Dentro de las actividades este delito se encuentra también el turismo sexual, el cual es llevado a cabo por personas que viajan de sus países de origen a otro para involucrarse en actividades sexuales con niños, niñas y adolescentes de forma anónima e impune.

El turismo sexual infantil es posiblemente la forma más cruel de explotación infantil, y, a pesar de que ocurre en todo el mundo, la problemática se acentúa en los países en vías de desarrollo, especialmente en aquellos con importantes regiones turísticas y con un marco legal, así como de protección social débil.

Según la ECPAT; Tailandia, Camboya, India, Brasil, México, Guatemala y Cuba se han identificado como principales focos de explotación sexual infantil.

Resulta prácticamente imposible tener un cálculo exacto, sin embargo, UNICEF estima que, en todo el mundo, alrededor de un millón 800 mil niñas y niños son víctimas de esta explotación sexual turística.

Es tipo de explotación es un mal que ha crecido silenciosamente en los últimos años, gracias, principalmente, al auge el internet, ya que éste ha permitido que resulte cada vez más fácil adquirir el “servicio”.

Aunado a esto, existe una falta de atención por parte de la comunidad internacional respecto al problema, y, al contrario, pareciera que las legislaciones de algunos países permiten que un negocio de este tipo pueda sostenerse de manera cada vez más sencilla.

La triste realidad es que el turismo sexual infantil es un negocio exitoso porque los países foráneos les otorgan a los abusadores un “anonimato” que les permite sentirse seguros y con cierta confianza para realizar actos ilícitos.

En palabras más sencillas podemos decir que los abusadores creen que es imposible que la fuerza de la ley llegue a ellos, y si analizamos esto detenidamente podemos darnos cuenta que tienen razón.
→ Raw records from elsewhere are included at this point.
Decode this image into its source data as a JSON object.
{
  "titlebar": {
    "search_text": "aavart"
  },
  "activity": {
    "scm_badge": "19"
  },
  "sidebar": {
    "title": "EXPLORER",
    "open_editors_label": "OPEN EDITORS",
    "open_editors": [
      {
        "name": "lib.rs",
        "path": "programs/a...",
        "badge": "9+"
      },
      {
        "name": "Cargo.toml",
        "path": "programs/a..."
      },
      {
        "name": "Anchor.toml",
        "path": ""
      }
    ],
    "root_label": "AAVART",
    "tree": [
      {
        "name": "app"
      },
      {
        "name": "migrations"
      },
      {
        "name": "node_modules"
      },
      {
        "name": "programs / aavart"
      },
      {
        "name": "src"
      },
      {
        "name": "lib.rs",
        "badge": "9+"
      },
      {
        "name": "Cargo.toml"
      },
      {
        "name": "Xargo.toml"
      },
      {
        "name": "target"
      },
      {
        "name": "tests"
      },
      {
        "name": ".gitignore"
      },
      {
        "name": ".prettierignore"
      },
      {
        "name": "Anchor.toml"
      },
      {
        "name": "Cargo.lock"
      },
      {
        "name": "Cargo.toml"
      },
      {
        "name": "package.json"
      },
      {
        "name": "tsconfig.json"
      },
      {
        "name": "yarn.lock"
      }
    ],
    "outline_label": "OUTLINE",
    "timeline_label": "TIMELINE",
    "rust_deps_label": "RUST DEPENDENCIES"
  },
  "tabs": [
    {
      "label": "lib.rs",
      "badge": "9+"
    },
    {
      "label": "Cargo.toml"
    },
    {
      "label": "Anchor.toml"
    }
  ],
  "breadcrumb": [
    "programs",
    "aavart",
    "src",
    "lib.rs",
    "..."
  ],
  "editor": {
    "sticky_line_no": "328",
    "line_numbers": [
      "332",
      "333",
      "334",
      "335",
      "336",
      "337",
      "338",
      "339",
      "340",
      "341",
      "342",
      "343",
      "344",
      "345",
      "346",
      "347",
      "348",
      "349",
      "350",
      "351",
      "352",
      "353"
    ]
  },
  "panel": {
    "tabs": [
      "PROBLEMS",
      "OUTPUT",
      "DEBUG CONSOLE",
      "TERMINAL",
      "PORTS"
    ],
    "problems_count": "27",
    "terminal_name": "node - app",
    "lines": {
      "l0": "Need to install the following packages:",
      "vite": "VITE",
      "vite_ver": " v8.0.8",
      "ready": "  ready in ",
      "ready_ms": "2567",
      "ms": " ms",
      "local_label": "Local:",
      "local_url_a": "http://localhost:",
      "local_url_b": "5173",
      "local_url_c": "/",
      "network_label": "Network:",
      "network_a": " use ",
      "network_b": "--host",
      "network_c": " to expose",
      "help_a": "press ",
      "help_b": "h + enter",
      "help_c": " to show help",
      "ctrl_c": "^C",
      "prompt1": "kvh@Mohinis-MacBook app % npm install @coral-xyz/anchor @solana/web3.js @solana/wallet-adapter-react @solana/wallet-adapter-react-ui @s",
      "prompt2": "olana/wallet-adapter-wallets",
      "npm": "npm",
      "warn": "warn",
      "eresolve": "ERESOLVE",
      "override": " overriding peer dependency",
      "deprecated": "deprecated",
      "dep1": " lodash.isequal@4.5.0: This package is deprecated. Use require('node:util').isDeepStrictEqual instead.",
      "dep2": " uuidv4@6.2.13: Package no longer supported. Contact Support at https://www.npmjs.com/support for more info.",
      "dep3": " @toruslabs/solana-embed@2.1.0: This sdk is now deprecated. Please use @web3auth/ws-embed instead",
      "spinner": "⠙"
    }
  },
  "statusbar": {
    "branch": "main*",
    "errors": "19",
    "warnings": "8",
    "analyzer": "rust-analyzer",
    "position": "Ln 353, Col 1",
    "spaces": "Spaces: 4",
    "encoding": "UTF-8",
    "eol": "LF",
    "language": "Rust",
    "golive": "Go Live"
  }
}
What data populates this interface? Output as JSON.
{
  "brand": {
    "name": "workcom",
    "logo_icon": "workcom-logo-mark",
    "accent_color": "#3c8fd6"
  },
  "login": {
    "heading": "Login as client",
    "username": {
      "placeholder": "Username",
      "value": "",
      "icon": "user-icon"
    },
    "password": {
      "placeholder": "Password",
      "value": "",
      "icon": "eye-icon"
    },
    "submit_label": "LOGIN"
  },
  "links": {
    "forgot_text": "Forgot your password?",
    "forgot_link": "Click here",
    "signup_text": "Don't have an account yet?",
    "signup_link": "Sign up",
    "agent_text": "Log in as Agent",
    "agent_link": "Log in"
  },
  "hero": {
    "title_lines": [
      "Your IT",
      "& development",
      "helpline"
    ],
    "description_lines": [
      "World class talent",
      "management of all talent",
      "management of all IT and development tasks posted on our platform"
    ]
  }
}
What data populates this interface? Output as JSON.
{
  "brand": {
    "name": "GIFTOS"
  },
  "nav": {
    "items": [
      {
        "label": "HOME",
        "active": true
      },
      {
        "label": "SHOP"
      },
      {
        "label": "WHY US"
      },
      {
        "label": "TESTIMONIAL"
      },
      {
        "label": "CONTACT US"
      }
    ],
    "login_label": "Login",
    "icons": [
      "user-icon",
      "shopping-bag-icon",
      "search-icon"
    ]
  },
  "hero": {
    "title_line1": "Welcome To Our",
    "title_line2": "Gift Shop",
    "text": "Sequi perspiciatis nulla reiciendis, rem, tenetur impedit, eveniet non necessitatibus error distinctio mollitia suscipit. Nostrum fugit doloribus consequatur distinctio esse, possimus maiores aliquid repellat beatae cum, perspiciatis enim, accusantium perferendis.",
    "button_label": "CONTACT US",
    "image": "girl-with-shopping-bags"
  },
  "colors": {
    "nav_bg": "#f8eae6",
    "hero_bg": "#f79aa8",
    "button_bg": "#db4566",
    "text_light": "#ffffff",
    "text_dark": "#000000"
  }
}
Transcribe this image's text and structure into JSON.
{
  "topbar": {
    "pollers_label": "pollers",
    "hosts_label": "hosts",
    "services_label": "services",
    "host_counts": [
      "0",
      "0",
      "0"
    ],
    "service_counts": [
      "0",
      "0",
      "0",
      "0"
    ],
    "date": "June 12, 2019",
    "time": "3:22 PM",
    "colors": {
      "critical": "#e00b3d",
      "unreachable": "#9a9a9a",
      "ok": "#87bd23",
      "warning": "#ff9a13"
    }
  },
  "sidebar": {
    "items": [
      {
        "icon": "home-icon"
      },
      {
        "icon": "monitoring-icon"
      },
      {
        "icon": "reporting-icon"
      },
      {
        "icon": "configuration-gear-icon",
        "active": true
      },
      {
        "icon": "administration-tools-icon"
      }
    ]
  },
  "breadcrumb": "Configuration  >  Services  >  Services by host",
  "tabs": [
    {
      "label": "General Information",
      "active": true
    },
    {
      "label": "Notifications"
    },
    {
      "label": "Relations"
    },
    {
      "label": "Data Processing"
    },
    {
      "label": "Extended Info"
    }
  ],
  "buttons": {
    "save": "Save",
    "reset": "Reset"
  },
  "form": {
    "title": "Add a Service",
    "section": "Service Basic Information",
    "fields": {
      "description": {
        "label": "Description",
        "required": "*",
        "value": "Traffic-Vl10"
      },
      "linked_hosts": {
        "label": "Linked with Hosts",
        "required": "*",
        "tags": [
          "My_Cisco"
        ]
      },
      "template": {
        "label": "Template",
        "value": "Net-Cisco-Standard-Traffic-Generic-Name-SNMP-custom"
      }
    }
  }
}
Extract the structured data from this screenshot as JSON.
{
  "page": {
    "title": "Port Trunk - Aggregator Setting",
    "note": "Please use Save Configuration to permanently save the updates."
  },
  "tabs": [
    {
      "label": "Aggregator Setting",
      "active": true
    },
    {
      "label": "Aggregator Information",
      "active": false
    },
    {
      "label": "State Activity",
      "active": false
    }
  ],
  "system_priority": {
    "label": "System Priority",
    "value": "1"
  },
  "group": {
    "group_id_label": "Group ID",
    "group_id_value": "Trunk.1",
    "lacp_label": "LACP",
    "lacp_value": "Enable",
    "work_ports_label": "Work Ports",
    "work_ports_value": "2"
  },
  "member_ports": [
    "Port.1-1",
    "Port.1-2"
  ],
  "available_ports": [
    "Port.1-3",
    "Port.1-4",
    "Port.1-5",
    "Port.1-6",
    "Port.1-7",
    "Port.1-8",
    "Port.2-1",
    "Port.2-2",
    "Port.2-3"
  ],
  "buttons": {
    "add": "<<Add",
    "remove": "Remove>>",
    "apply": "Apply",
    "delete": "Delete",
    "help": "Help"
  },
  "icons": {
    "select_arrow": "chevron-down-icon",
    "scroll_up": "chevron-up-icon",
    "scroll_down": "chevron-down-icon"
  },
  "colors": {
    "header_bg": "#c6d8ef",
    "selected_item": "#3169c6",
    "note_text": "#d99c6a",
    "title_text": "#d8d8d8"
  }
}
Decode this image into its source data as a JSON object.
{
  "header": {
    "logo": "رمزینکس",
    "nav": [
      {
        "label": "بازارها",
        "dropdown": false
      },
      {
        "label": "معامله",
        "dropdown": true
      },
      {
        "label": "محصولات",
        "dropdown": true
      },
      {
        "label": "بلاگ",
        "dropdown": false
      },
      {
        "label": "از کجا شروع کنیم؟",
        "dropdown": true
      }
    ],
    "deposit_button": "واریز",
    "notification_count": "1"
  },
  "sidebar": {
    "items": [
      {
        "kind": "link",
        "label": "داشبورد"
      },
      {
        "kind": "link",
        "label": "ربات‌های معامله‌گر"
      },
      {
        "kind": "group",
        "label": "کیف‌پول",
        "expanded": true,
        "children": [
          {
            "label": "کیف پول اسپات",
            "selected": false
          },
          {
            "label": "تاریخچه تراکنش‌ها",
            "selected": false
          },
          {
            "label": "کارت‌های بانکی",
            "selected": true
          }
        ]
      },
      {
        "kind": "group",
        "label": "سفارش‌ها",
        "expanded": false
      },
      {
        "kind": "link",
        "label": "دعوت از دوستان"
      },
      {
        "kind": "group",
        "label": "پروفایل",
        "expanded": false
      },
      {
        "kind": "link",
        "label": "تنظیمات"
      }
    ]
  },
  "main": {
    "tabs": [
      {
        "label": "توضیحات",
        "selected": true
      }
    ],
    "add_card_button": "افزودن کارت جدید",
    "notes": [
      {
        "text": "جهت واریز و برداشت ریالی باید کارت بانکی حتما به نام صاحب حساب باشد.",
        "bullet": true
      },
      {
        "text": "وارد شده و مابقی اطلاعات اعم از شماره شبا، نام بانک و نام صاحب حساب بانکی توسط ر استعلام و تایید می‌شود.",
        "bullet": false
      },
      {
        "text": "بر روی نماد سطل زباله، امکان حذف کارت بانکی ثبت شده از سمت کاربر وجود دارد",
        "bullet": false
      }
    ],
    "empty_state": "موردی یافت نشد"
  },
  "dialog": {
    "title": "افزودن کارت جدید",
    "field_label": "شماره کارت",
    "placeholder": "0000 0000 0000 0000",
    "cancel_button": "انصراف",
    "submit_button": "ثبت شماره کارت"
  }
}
A esto podríamos añadirle el hecho de que en muchos países resulta muy barato adquirir el “servicio”, incluso ropa y comida son intercambiados a cambio de sexo.

Realmente son muy pocos los turistas sexuales que han sido arrestados, juzgados y sentenciados, la ECPAT afirma que esto tal vez sea porque generalmente no producen imágenes del abuso perpetrado ni recurren a medios extremos para practicar el turismo sexual con niños y adolescentes, como comunicarse con redes de pedófilos o intercambiar pornografía.

Se han hecho algunos intentos para acabar con el problema, sin embargo, no han tenido resultados tan buenos.

Lo cierto es que este tipo de explotación sexual ha logrado consolidarse de manera importante en varios países del mundo, ya que ellos, en su mayoría, han tratado de ocultarlo o simplemente se han “lavado las manos”.